It started when a senior manager of a local financial services firm opened a phishing email that looked legit.
The email contained specific and personal details, including his recent travel plans and meetings, and names of people he knew.
But after clicking on an attachment in the email, his computer was infected with malware that could have cost the company millions of dollars in financial losses and permanently sullied its reputation.
Luckily, however, he was saved by an artificial intelligence (AI) self-learning software that managed to stop the attack.
This is just one of the examples of how AI programs are being used to counter cyber attacks, as spooked businesses realising traditional security measures simply won’t cut it are buying these programs to defend themselves from hackers.
In the case of the Singapore firm, the AI used belonged to cybersecurity company Darktrace, and was a a self-learning algorithm developed by mathematicians that learns what typical usage patterns are for an organisation and automatically counters unusual activity.

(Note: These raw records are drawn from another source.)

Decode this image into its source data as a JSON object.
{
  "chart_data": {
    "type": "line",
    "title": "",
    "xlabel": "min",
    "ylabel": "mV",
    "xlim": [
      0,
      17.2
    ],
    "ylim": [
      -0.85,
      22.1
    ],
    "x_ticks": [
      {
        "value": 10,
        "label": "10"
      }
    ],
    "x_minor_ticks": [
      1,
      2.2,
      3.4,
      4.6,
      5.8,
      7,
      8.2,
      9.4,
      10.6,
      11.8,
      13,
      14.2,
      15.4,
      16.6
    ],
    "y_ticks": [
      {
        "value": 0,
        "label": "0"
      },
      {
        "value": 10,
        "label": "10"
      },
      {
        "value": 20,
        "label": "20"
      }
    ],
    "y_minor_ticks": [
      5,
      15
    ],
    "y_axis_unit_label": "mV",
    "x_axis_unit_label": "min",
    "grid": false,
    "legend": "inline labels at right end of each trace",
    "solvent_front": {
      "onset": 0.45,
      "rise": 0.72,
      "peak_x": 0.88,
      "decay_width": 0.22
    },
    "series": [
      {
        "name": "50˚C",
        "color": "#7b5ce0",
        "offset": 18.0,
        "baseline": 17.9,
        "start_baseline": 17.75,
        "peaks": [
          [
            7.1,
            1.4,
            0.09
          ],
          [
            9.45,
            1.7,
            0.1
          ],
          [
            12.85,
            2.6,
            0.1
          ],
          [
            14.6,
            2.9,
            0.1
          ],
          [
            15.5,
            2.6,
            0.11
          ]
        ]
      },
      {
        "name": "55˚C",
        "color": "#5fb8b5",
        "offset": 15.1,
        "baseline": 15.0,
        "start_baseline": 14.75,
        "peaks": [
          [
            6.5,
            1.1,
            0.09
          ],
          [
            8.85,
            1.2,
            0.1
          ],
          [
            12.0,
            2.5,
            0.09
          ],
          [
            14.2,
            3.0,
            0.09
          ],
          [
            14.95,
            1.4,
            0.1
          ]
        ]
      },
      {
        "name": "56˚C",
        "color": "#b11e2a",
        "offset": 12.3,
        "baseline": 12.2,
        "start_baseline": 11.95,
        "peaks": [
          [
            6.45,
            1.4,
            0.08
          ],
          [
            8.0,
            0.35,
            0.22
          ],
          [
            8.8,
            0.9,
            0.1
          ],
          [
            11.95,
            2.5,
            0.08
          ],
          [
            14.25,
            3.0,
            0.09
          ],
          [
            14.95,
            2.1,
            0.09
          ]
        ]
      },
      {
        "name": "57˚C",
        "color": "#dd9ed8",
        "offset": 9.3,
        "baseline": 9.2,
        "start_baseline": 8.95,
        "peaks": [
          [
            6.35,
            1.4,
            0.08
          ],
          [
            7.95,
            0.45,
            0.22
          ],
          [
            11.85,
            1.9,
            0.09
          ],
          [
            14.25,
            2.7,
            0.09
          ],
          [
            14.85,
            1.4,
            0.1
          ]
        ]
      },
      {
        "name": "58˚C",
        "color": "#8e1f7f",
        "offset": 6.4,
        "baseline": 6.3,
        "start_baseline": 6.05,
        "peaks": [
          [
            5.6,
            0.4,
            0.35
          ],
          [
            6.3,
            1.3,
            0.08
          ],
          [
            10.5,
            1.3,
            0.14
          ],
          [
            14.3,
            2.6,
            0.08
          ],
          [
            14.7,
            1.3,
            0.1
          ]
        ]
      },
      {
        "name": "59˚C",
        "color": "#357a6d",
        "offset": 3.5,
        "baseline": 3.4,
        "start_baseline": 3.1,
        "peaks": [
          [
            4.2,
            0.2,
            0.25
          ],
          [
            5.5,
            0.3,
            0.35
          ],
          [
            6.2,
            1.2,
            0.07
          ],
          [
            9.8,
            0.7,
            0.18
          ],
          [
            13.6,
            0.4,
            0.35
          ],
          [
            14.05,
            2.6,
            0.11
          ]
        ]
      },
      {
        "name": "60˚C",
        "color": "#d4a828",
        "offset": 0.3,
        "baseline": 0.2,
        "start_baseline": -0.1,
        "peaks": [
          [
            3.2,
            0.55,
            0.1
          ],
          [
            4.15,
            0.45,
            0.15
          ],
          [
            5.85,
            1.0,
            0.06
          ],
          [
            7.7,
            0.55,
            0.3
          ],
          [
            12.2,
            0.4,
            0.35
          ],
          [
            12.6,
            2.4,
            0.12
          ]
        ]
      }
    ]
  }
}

Darktrace told Business Insider via a report that hackers had identified the senior manager before launching a “highly targeted and calculated” phishing email.
The attackers were based in South Korea, the company said.
When the senior manager clicked on an attachment in the email, the hackers gained access to his computer and used his access permissions to scan company systems.
Doing this, they found a device with outdated security software, and remotely took over administrative control. This would have allowed them to perform banking transactions, send out malicious emails to clients, and steal confidential information.
Fortunately, the AI detected the unusual network traffic – since it was being directed to the hackers’ command centre in South Korea – and stopped the malware before significant damage was done.
This year, the AI also saved other companies in finance and tech from massive data breaches, Darktrace said. This mostly involved stopping cyber-attacks that had slipped past regular security measures.
In once case, an office CCTV camera in a Japanese investment consultancy had been hacked – allowing hackers to view footage of sensitive market information discussed in the boardroom and the CEO’s office.
Another case involved hackers hijacking the computer of an employee in a Hong Kong-based company and using it to send out malicious emails to thousands of Russian email addresses, requesting for bank account details. This would have resulted in the company’s IP address getting shut down.
In many of these cases, hackers were thwarted because the robot could respond at “machine-speed” – giving security officers time to investigate and follow up.
“As we move into an era of machine-on-machine battles, autonomous response will be vital in averting a headline-grabbing crisis,” Darktrace said.
The company said that fast-moving attacks could damage businesses in seconds, while stealthy attacks could remain undiscovered for months or years – and the speed and volume of these attacks often left traditional cybersecurity approaches “overwhelmed”.